King fared better on the front nine: two birdies to start and two bogeys on the back. She had this strategy against the wind and the course: "I was just trying not to worry about the pins so much, but just try to get it onto the green, give yourself two-putt pars.

"If someone had told me in the beginning I'd shoot 72, I would be very satisfied."

How bad was the weather? King put on her rainsuit three times and felt she played in a "3-club wind. I had a 107 yards to one hole and hit an 8-iron, which is actually a 135 (-yard) club for me, and I came up short."

Today's forecast doesn't look much better in terms of wind. There will be the 20-30-mph breeze, just no rain.

"I have a feeling as girls get adjusted to the way the course played, I think you'll see more under-par scores," Andrews said. "We probably tended to be more conservative today because it was so different."

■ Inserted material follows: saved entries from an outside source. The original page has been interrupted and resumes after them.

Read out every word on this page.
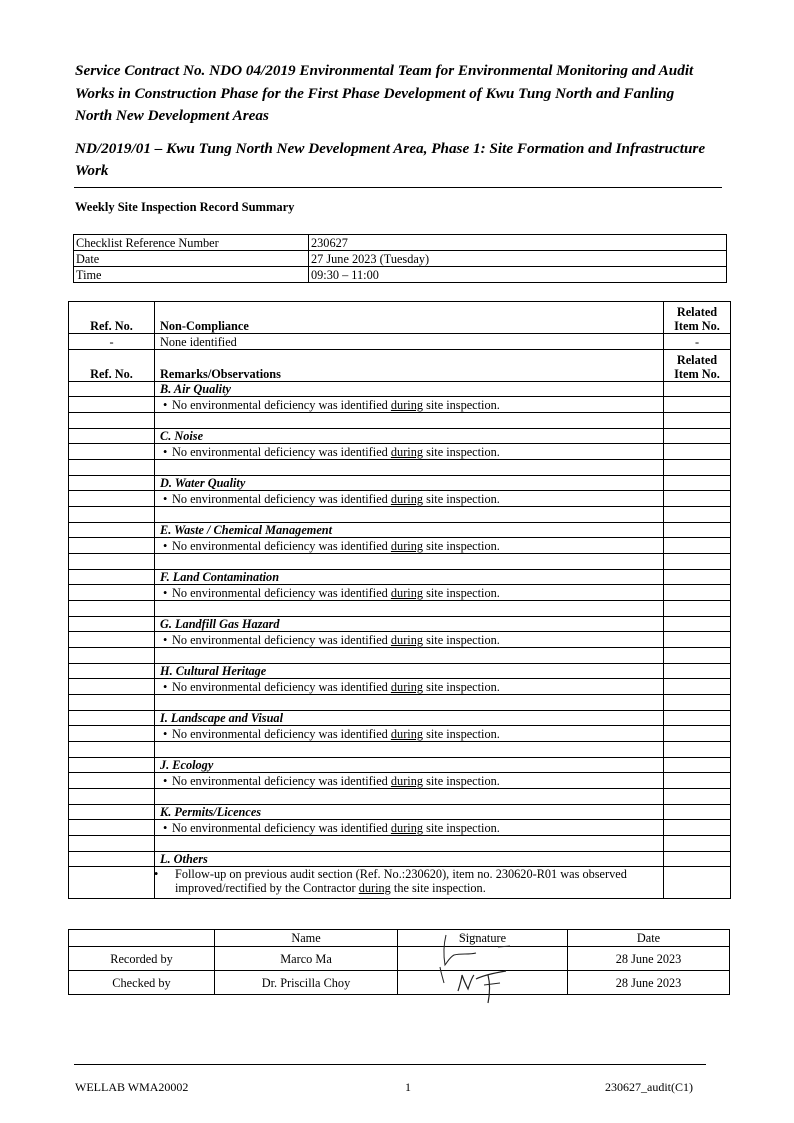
Service Contract No. NDO 04/2019 Environmental Team for Environmental Monitoring and Audit Works in Construction Phase for the First Phase Development of Kwu Tung North and Fanling North New Development Areas

ND/2019/01 – Kwu Tung North New Development Area, Phase 1: Site Formation and Infrastructure Work

Weekly Site Inspection Record Summary
Checklist Reference Number	230627
Date	27 June 2023 (Tuesday)
Time	09:30 – 11:00
Ref. No.	Non-Compliance	Related Item No.
-	None identified	-
Ref. No.	Remarks/Observations	Related Item No.
	B. Air Quality	
	• No environmental deficiency was identified during site inspection.	

	C. Noise	
	• No environmental deficiency was identified during site inspection.	

	D. Water Quality	
	• No environmental deficiency was identified during site inspection.	

	E. Waste / Chemical Management	
	• No environmental deficiency was identified during site inspection.	

	F. Land Contamination	
	• No environmental deficiency was identified during site inspection.	

	G. Landfill Gas Hazard	
	• No environmental deficiency was identified during site inspection.	

	H. Cultural Heritage	
	• No environmental deficiency was identified during site inspection.	

	I. Landscape and Visual	
	• No environmental deficiency was identified during site inspection.	

	J. Ecology	
	• No environmental deficiency was identified during site inspection.	

	K. Permits/Licences	
	• No environmental deficiency was identified during site inspection.	

	L. Others	
	• Follow-up on previous audit section (Ref. No.:230620), item no. 230620-R01 was observed improved/rectified by the Contractor during the site inspection.	
	Name	Signature	Date
Recorded by	Marco Ma		28 June 2023
Checked by	Dr. Priscilla Choy		28 June 2023
WELLAB WMA20002	1	230627_audit(C1)
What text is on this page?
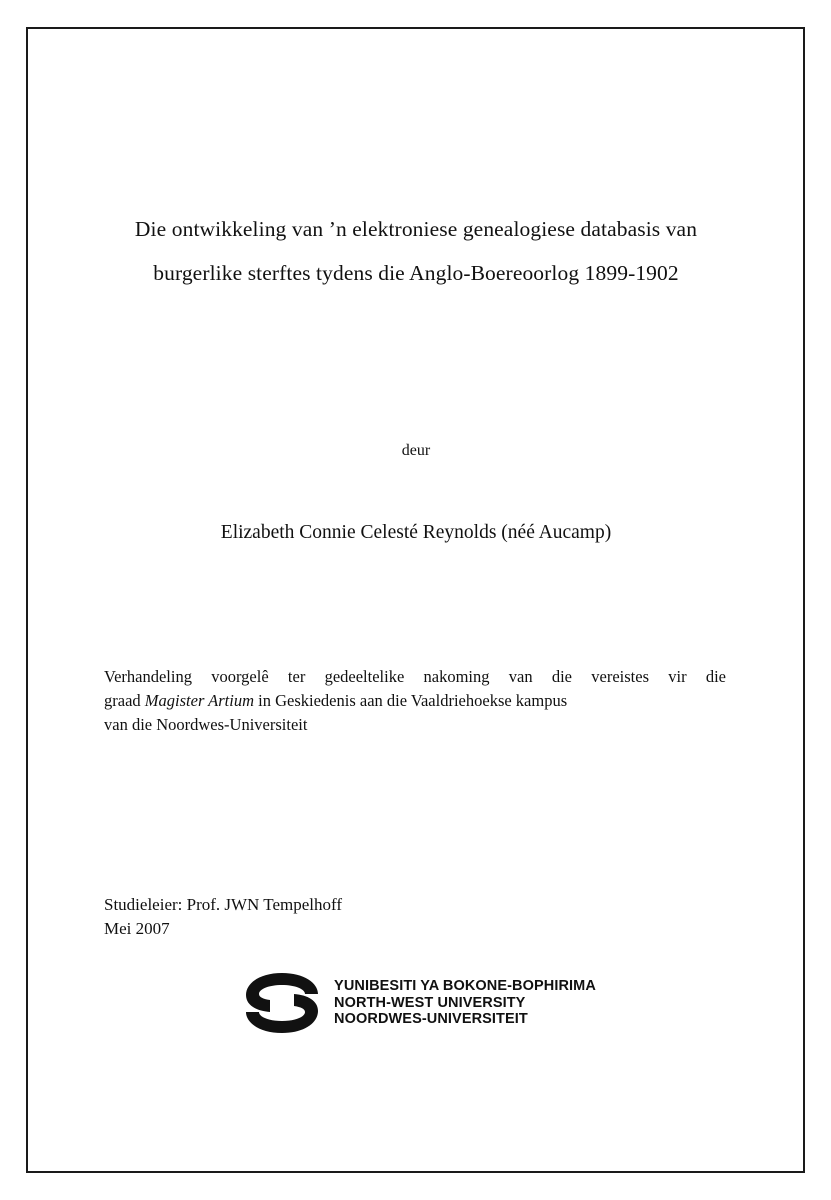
Die ontwikkeling van ’n elektroniese genealogiese databasis van
burgerlike sterftes tydens die Anglo-Boereoorlog 1899-1902
deur
Elizabeth Connie Celesté Reynolds (néé Aucamp)
Verhandeling voorgelê ter gedeeltelike nakoming van die vereistes vir die
graad Magister Artium in Geskiedenis aan die Vaaldriehoekse kampus
van die Noordwes-Universiteit
Studieleier: Prof. JWN Tempelhoff
Mei 2007
YUNIBESITI YA BOKONE-BOPHIRIMA
NORTH-WEST UNIVERSITY
NOORDWES-UNIVERSITEIT
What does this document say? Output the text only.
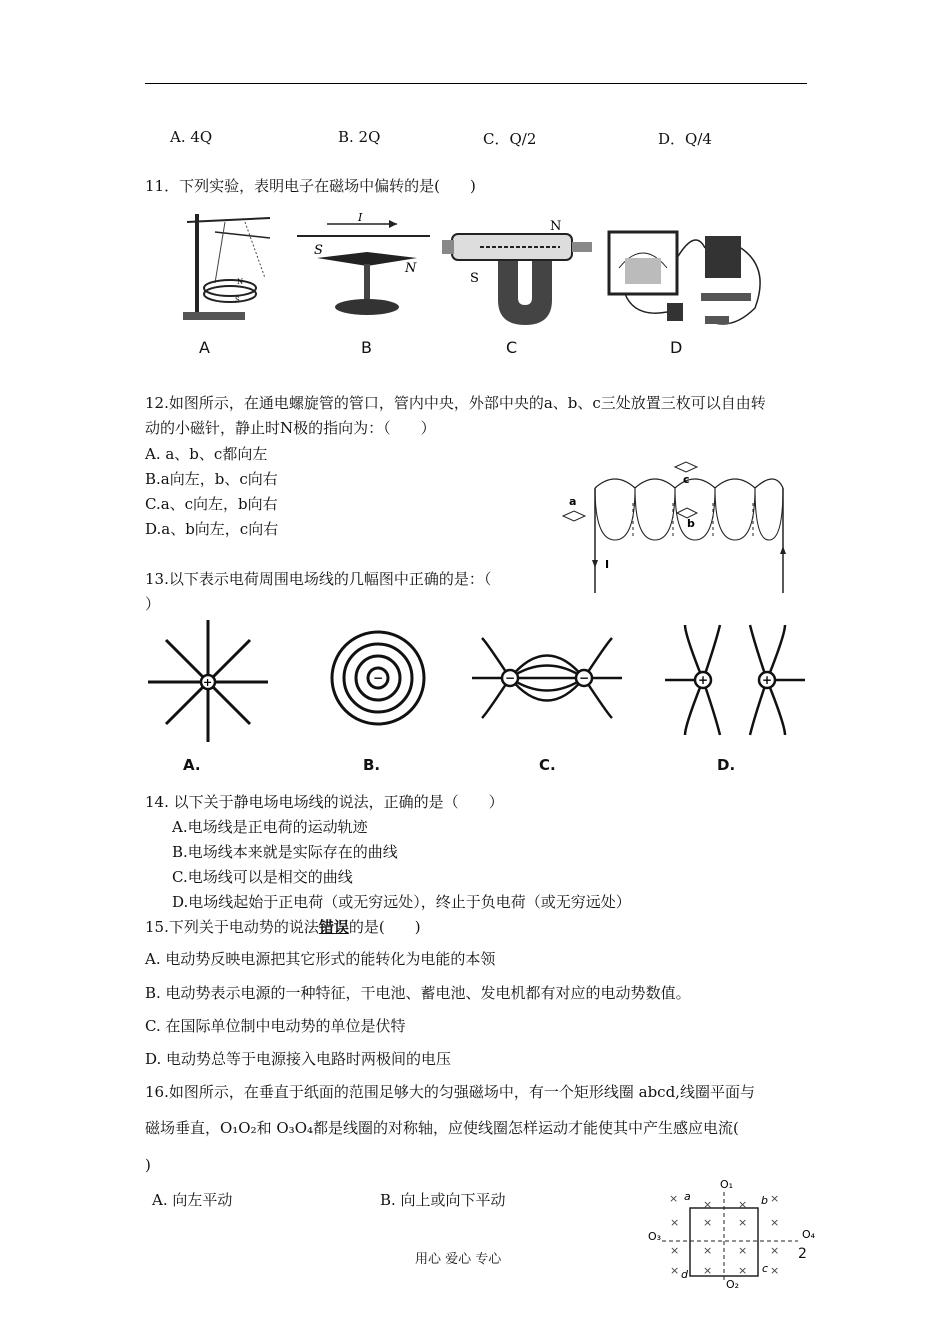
A. 4Q	B. 2Q	C．Q/2	D．Q/4
11．下列实验，表明电子在磁场中偏转的是(　　)
N
S
I
S
N
N
S
A	B	C	D
12.如图所示，在通电螺旋管的管口，管内中央，外部中央的a、b、c三处放置三枚可以自由转
动的小磁针，静止时N极的指向为：（　　）
A. a、b、c都向左
B.a向左，b、c向右
C.a、c向左，b向右
D.a、b向左，c向右
c
a
b
I
13.以下表示电荷周围电场线的几幅图中正确的是：（
）
+	−	−	−	+	+
A.	B.	C.	D.
14. 以下关于静电场电场线的说法，正确的是（　　）
A.电场线是正电荷的运动轨迹
B.电场线本来就是实际存在的曲线
C.电场线可以是相交的曲线
D.电场线起始于正电荷（或无穷远处），终止于负电荷（或无穷远处）
15.下列关于电动势的说法错误的是(　　)
A. 电动势反映电源把其它形式的能转化为电能的本领
B. 电动势表示电源的一种特征，干电池、蓄电池、发电机都有对应的电动势数值。
C. 在国际单位制中电动势的单位是伏特
D. 电动势总等于电源接入电路时两极间的电压
16.如图所示，在垂直于纸面的范围足够大的匀强磁场中，有一个矩形线圈 abcd,线圈平面与
磁场垂直，O₁O₂和 O₃O₄都是线圈的对称轴，应使线圈怎样运动才能使其中产生感应电流(
)
A. 向左平动	B. 向上或向下平动	×	×
× × × ×
× × × ×
× × × ×
× ×
a	b
c
d
O₁
O₂
O₃	O₄
用心 爱心 专心	2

For Merten, the 11-year pro from Delaware, different is a decided advantage. She thrives on pressure, air or otherwise.

Last season was her most successful on the tour. After winning the Open, she placed second in the Mazda LPGA Championship and tied for third in the McDonald's Championship. In the two events of 1994, Merten has finished second and 15th.

Her self-confidence is soaring along with her spot on the tour. "I used to play and be in awe of the Bradleys and Sheehans and Lopezes," Merton said. "Now I know I won't go out and embarrass myself."

Pat Bradley finished the day 5 over, and Sheehan was even. What drives Merten past these other champions?

"I never give up. I like difficult conditions," she said. "I knew I couldn't let my guard down, and today I worked hard on that. Today I played like it was a Sunday."